A list of options from our friends at

Seven Ways to Volunteer at Your Child's School: 
When You Have No Time to Volunteer at Your Child's School

1. Try Job-Sharing
Maybe you can't spare a morning or afternoon every week to, say, work in the library or help out in your child's classroom. But if you can arrange for the time once a month, see if you can split a volunteer job up with another parent or parents on a tight schedule. A little time helping out, seeing and being seen, is better than none.

2. Be a Class Parent
Often, this job consists mostly of making phone calls to warn of school closures or to gather donations for class parties -- things you can do at home, on your time, while still being recognized as a helpful parent. If there are responsibilities you can't fulfill, try splitting the job with another parent who can, someone who's happy to give up the phone-calling part of the job.

3. Look for Evening and Weekend Activities
Most schools have some activities outside school hours that require parental assistance -- dances to chaperone, refreshments to be served, enrichment programs to be taught. Additionally, there may be once-a-year activities like field day or field trips that you could make yourself available for. Keep your ears open.

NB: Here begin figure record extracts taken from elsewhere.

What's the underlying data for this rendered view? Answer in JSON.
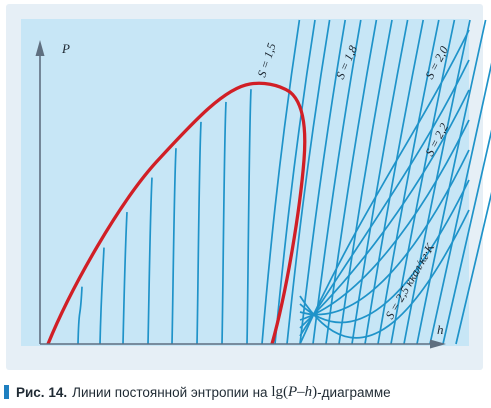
{
  "diagram": {
    "axis_y_label": "P",
    "axis_x_label": "h",
    "curve_labels": [
      "S = 1,5",
      "S = 1,8",
      "S = 2,0",
      "S = 2,2",
      "S = 2,5 ккал/кг·К"
    ],
    "colors": {
      "panel_bg": "#e6eff6",
      "plot_bg": "#c7e6f6",
      "isentrope": "#1f93c9",
      "saturation_curve": "#d11f26",
      "axes": "#5f6f80"
    }
  },
  "caption": {
    "label": "Рис. 14.",
    "text_before": "Линии постоянной энтропии на",
    "formula_prefix": "lg(",
    "formula_P": "P",
    "formula_dash": "–",
    "formula_h": "h",
    "formula_suffix": ")",
    "text_after": "-диаграмме"
  }
}
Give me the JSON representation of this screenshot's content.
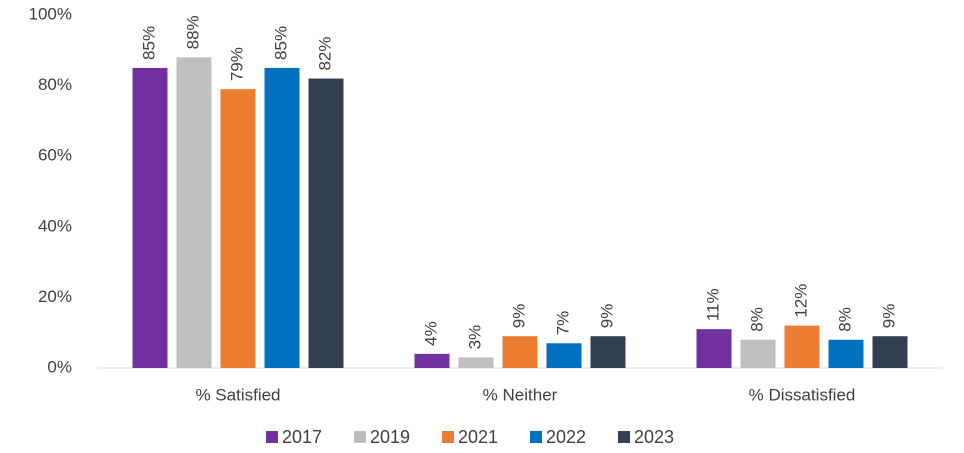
{
  "chart_data": {
    "type": "bar",
    "categories": [
      "% Satisfied",
      "% Neither",
      "% Dissatisfied"
    ],
    "series": [
      {
        "name": "2017",
        "color": "#7030a0",
        "values": [
          85,
          4,
          11
        ],
        "value_labels": [
          "85%",
          "4%",
          "11%"
        ]
      },
      {
        "name": "2019",
        "color": "#bfbfbf",
        "values": [
          88,
          3,
          8
        ],
        "value_labels": [
          "88%",
          "3%",
          "8%"
        ]
      },
      {
        "name": "2021",
        "color": "#ed7d31",
        "values": [
          79,
          9,
          12
        ],
        "value_labels": [
          "79%",
          "9%",
          "12%"
        ]
      },
      {
        "name": "2022",
        "color": "#0070c0",
        "values": [
          85,
          7,
          8
        ],
        "value_labels": [
          "85%",
          "7%",
          "8%"
        ]
      },
      {
        "name": "2023",
        "color": "#333f4f",
        "values": [
          82,
          9,
          9
        ],
        "value_labels": [
          "82%",
          "9%",
          "9%"
        ]
      }
    ],
    "ylim": [
      0,
      100
    ],
    "yticks": [
      {
        "value": 0,
        "label": "0%"
      },
      {
        "value": 20,
        "label": "20%"
      },
      {
        "value": 40,
        "label": "40%"
      },
      {
        "value": 60,
        "label": "60%"
      },
      {
        "value": 80,
        "label": "80%"
      },
      {
        "value": 100,
        "label": "100%"
      }
    ],
    "grid": false,
    "legend": "bottom"
  }
}
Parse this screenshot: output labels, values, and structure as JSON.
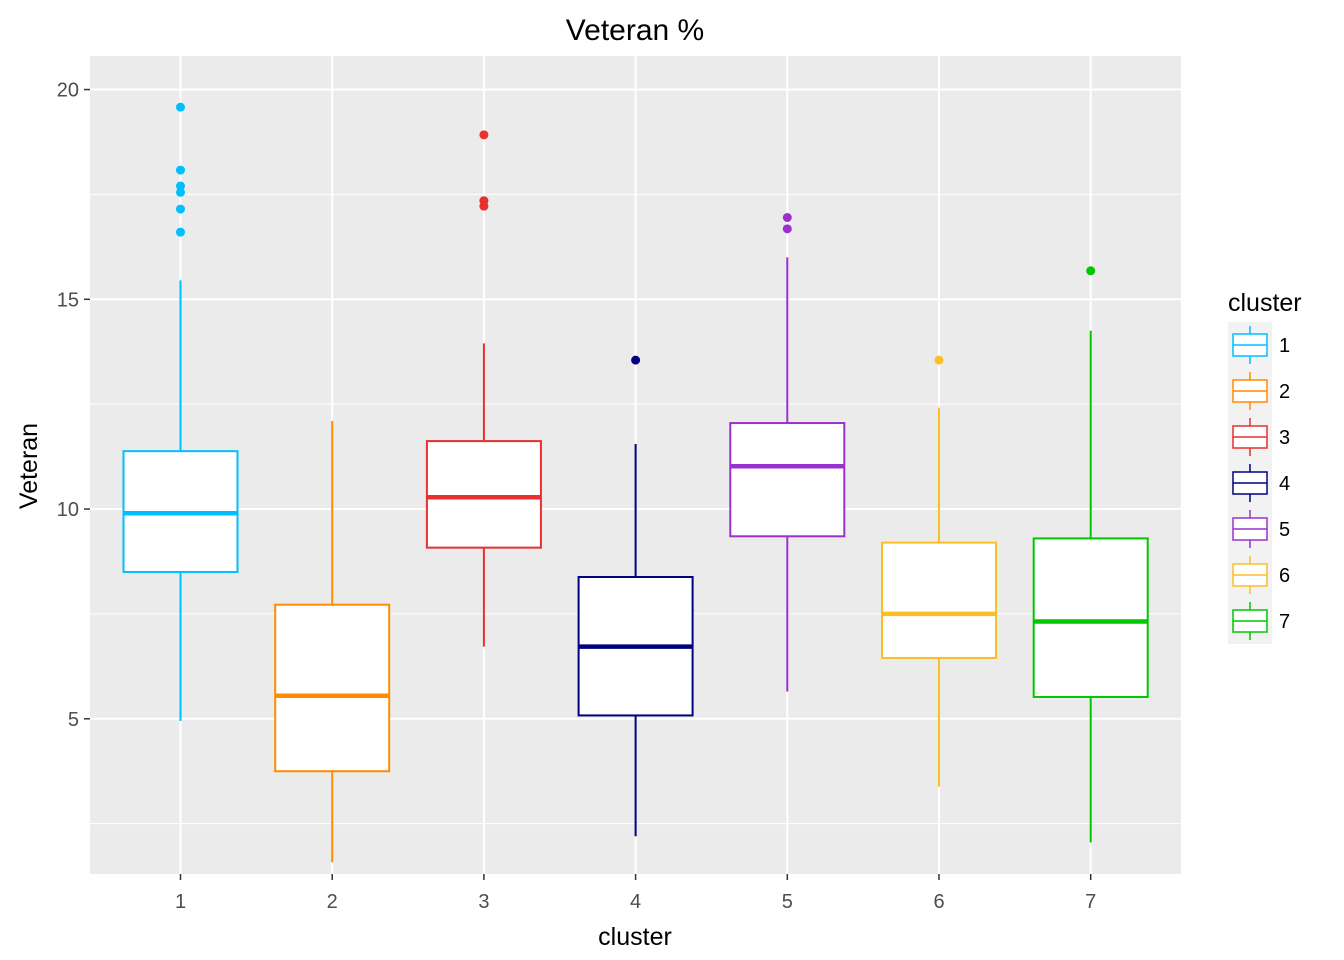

4. Find a Long-Range Project
Does your school have a yearbook that's put together by parents? A school newsletter? A big fundraiser? An end-of-the-year celebration? Those are high-profile projects that often require evening meetings and extensive at-home work but not a lot of school-hours participation. Yearbooks are a particularly good thing to get involved in, since you can make sure your special child and classmates are well-represented.

5. Go to PTA Meetings
They're not the most fun way to spend an evening, but PTA meetings are good ways to find out what's going on in your child's school, and meet administrators in a non-adversarial context. They're also a great way to find out about volunteer possibilities in the four categories above that often don't get broadcast to the general parent population.

6. Attend Special Events
If you can't take time away from your child to volunteer in the evenings, then just attend the events with your child. Bringing your child to a school concert or play or game or math night makes both of you more a part of the school community, and can allow you some informal contact with school personnel. It's good to see and be seen.

7. Be a Benefactor
Here's an opportunity that takes none of your time, just some of your money: Ask your child's teacher if there's something needed for the classroom that you can donate. Teachers often spend their own money on classroom essentials, and you can earn some good-parent points by helping out. Other possibilities include donating equipment to the school therapists, books to the school library, or money to a scholarship fund. It's not as good as getting personally involved, but any contribution is better than none.

So, find a way to tie yourself to your child's school and find yourself feeling being much more at peace with your decision to place them in to an organized classroom; as well as working to build awareness of your child's condition and the possibilities that exist for them! You are their voice and only you can speak on their behalf when someone is trying to connect with them.